Quantitative assessment of motor speech impairment in primary progressive aphasia
Citation
Cordella, Claire. 2019. Quantitative assessment of motor speech impairment in primary progressive aphasia. Doctoral dissertation, Harvard University, Graduate School of Arts & Sciences.Abstract
Primary progressive aphasia is a neurodegenerative aphasic syndrome that can be classified into three main variants: agrammatic/non-fluent (nfvPPA), logopenic (lvPPA), and semantic (svPPA). Motor speech impairment is a key diagnostic marker used to aid classification of the clinical variants of PPA. Identification of motor speech symptoms is useful not only for differential diagnosis of PPA subtypes but may also inform hypotheses related to anatomic localization of disease and underlying pathophysiologic mechanisms. However, the diagnosis and characterization of motor speech impairment poses unique challenges when applied to the PPA population. First, motor speech impairment must be differentiated from comorbid language impairment and second—upon identification of a motor speech impairment—a disorder of motor planning (i.e., apraxia of speech) must be differentiated from one of motor execution (i.e., dysarthria).The proposed series of acoustic, kinematic, and imaging-based analyses were designed to assess the diagnostic efficacy and biological validity of quantitative speech measures for identifying motor speech impairment in PPA, and to determine if motor speech impairments in PPA are consistent with apraxia of speech and/or dysarthria. In Study 1, we investigate the diagnostic accuracy of quantitative measures of speech rate as compared to clinician-rated measures to identify nfvPPA (cf. lvPPA, svPPA). Study 1 results provide evidence that an articulation rate (AR) measure may be a useful quantitative proxy of motor speech impairment.

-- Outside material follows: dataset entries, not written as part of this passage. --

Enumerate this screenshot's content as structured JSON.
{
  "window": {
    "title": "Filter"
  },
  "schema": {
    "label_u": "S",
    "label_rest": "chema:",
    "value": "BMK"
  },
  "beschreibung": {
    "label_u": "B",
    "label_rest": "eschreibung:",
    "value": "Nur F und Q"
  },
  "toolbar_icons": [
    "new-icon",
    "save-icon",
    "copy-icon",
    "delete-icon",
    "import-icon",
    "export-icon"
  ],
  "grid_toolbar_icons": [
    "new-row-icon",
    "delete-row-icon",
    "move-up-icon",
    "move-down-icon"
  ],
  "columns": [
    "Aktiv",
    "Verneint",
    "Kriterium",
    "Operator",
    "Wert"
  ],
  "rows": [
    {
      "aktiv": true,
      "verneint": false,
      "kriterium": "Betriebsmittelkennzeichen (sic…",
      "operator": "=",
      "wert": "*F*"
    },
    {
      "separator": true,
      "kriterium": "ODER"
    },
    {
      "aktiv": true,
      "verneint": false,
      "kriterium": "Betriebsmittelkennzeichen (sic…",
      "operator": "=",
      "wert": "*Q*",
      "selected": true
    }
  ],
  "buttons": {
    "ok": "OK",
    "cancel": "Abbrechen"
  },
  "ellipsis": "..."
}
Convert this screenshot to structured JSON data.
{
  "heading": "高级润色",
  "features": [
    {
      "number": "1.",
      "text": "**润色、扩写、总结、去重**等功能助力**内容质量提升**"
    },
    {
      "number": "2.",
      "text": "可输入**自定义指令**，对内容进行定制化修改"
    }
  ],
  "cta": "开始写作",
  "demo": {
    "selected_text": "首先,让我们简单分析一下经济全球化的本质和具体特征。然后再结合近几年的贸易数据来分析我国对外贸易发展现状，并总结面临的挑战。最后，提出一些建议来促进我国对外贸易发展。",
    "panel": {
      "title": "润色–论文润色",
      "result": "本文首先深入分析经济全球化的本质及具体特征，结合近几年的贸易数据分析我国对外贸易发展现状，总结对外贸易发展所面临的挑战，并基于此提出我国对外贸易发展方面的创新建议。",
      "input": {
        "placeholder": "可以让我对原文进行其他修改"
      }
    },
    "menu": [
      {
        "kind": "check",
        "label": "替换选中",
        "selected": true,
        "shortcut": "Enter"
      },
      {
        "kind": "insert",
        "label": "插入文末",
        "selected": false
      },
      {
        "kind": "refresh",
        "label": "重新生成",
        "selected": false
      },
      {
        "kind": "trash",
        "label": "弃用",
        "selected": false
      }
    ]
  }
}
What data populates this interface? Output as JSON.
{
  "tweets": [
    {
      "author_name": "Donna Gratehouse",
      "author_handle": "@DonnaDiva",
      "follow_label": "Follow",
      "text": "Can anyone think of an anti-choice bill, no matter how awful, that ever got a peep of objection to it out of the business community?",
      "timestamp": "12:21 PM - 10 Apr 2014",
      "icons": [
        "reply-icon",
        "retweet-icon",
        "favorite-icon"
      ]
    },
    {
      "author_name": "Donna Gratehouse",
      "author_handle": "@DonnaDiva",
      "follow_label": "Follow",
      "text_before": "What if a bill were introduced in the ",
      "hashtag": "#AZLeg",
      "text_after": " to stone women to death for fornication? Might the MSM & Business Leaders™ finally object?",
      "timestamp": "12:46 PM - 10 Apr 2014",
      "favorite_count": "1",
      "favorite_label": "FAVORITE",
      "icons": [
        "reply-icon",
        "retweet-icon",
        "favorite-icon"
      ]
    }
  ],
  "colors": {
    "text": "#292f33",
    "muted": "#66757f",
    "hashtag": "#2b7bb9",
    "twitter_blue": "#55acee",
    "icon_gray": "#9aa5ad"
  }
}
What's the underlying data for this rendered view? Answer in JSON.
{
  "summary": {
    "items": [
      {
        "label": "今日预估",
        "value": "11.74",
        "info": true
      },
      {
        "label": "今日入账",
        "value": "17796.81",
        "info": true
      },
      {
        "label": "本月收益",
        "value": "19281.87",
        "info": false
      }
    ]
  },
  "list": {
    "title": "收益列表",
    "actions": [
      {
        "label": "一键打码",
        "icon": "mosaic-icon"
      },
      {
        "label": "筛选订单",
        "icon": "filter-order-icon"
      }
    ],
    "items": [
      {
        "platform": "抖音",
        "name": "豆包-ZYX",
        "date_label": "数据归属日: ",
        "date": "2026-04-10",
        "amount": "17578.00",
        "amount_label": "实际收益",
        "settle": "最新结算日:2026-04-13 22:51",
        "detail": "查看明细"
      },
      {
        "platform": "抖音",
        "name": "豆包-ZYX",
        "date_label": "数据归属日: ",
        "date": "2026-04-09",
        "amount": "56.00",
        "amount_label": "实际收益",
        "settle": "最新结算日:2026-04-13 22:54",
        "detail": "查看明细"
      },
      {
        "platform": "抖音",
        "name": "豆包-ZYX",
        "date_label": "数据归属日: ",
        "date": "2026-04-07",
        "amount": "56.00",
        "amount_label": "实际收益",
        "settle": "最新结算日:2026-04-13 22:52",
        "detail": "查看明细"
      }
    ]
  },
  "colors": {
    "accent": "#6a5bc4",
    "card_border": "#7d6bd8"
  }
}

Study 2 extends this finding and evaluates whether the AR measure sensitively detects very mild motor speech impairment in PPA, and whether the AR measure is responsive to longitudinal changes in motor speech function. We also investigate the neuroanatomical basis of motor speech impairment in PPA by relating the AR measure to cortical thickness in motor speech regions of interest. Lastly, in Study 3, we go beyond mere identification of motor speech impairment and seek to characterize individual profiles of motor speech impairment—with specific reference to apraxic and dysarthric features—using acoustic and kinematic measures of motor speech function. Results of the study series are interpreted in light of potential contributions to (1) diagnostic subtyping, (2) clinical monitoring, and (3) development of speech motor outcome measures.